For hundreds of years, farmers have been breeding animals for the traits they find most desirable such as faster weight gain or increased milk production. Today, we can use new technology and our growing understanding of genetics to identify the actual genes that promote these traits.
That’s the research focus of new dairy genomics professor Christine Baes, who’s taken up the Semex – Canadian Dairy Network (CDN) – Holstein Canada Professorship in Dairy Genomics at the University of Guelph.
Baes says there is now technology that uses hair, saliva or tissue samples to find a single nucleotide polymorphism (SNP) — a variation in a single letter of the DNA. Laboratory analysis identifies information on which variant an animal has, and can be used to help breeders select the next generation of animals. This is becoming routine in Canada, but SNPs are not the only kind of genetic variation — sometimes there are multiple copies, or insertions and deletions in the DNA, which may also have significant effects. Baes’ research compares entire gene sequences to those of a reference cow to identify variations and to find out how they affect the phenotype of the animals.
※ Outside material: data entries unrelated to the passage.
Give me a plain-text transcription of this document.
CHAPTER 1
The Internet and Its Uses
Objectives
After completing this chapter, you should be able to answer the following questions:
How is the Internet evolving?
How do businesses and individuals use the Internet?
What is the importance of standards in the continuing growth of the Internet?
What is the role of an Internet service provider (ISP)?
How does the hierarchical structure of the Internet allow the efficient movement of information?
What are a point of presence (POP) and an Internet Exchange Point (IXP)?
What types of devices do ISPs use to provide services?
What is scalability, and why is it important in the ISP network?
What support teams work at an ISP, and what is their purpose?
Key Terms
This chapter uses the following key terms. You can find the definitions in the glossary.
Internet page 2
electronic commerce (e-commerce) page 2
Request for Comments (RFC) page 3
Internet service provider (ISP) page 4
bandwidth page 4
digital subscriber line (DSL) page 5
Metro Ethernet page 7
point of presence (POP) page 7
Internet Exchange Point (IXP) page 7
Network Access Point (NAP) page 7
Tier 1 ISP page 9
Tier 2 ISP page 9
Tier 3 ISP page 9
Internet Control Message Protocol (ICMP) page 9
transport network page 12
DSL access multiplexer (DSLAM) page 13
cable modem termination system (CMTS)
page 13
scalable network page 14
The dairy research community is building databases to connect biological observations with the genetic information Baes and other researchers uncover. “These will help us quantify the effects of the genes,” says Baes. “There may be thousand of genes involved in some traits, and only one or two in others.”
Baes is also beginning work on the genetics of feed efficiency and methane emission as part of a large international project expected to last four years. The methane gas burped out by cows is a significant environmental hazard; it’s also known that some cows use their feed more efficiently, producing less methane than others. New technologies are making it easier to measure the amount of methane produced by each cow, so genetic pathways can be identified to reduce it.
Dairy cows were part of Baes’ childhood: she grew up on a dairy farm near Stratford, Ont. During her undergraduate studies at U of G, she travelled for a semester abroad in Russia and then completed her undergrad studies, along with her master’s and PhD degrees, in Germany. Her PhD focused on the genetics related to mastitis (an infection of the udder) in dairy cows.
Soon after graduation, Baes began working with a veterinarian who was starting a breeding farm for German warmblood horses. “We started off with 40 hectares and no horses, and by the time I left 18 months later, we had 140 horses, some of which were competing internationally,” she says. “It was a great experience, but I wanted to get back to science and research.”
She left to work on a project in Switzerland studying the genetics of boar taint. Boar taint is an unpleasant smell in the fat of some mature male pigs that appears when the meat is cooked; it’s the reason that male piglets intended to be eaten are castrated in most countries. The European Union has voluntarily agreed to stop castrating by 2018 and the U.K. has already stopped. Baes says the work by her team will help breeding strategies and cut the percentage of pigs with boar taint in half over the next seven to 10 years.